The Israel Air Force’s newest group of pilots, Class 166, were all promoted to the rank of lieutenant on Monday, before they receive their coveted pilot’s wings this Thursday.
“The rank you carry on your shoulders is a great privilege and also a great responsibility; it is a privilege to have been chosen from the best of the [nation's] youth, and at the same time it is an immense responsibility to ensure the continued existence of Israel as a Jewish and democratic state,” Hatzerim Air Force base Commander Brig. Gen. Tal Kalman said on Monday.
Unlike recent previous graduating classes, there were no women in this class. More than half the graduates (54 percent) come from cities, 36% come from rural communities, and 10% hail from moshavim.

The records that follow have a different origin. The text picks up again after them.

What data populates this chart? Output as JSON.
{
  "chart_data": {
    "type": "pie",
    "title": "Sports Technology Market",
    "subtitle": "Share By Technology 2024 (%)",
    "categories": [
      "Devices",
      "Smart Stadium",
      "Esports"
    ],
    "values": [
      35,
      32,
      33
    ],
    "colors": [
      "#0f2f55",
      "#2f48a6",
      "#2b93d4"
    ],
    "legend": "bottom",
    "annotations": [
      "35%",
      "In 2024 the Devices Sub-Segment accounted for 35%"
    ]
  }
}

Lt. B., 21, who made aliyah from New Jersey in 2009 to serve in the Israel Defense Forces, will also be receiving his wings on Thursday. B.’s parents initially remained in the U.S. and supported him from afar, but two years ago they moved to Israel themselves, and will be among the proud parents at Thursday’s ceremony.
The family’s move to Israel brought them full circle.
“My mom is Israeli and served as a bureau chief at Hatzerim for five years before meeting my American dad, who was volunteering in the Negev. After they met she moved to the U.S., where I was born,” B. said.
B. graduated from a religious high school in the U.S., and went straight to a year-long program at a military preparation school in the Golan Heights. The year gave him time to adjust to Israeli society, although he was already familiar with the country from his summer visits as a child.
“I knew from a young age that Israel was an amazing country, and that I was destined to fall in love with it,” he said.
However, the move still proved difficult, despite his perfect Hebrew.
“There is a big difference between New Jersey and Israel, and it was hard for me to adjust, mainly due to cultural differences,” he said. “There are good people in the both places, but in Israel the feeling is more familial, whereas in the U.S. things are more formal. It took me a long time to understand the mentality here.”
B. said his friends in the pilots’ course helped him deal with the language and social difficulties.
“One commander challenged me to read a book in Hebrew every month,” he said. “I took up the task and read a lot, and my Hebrew improved dramatically.”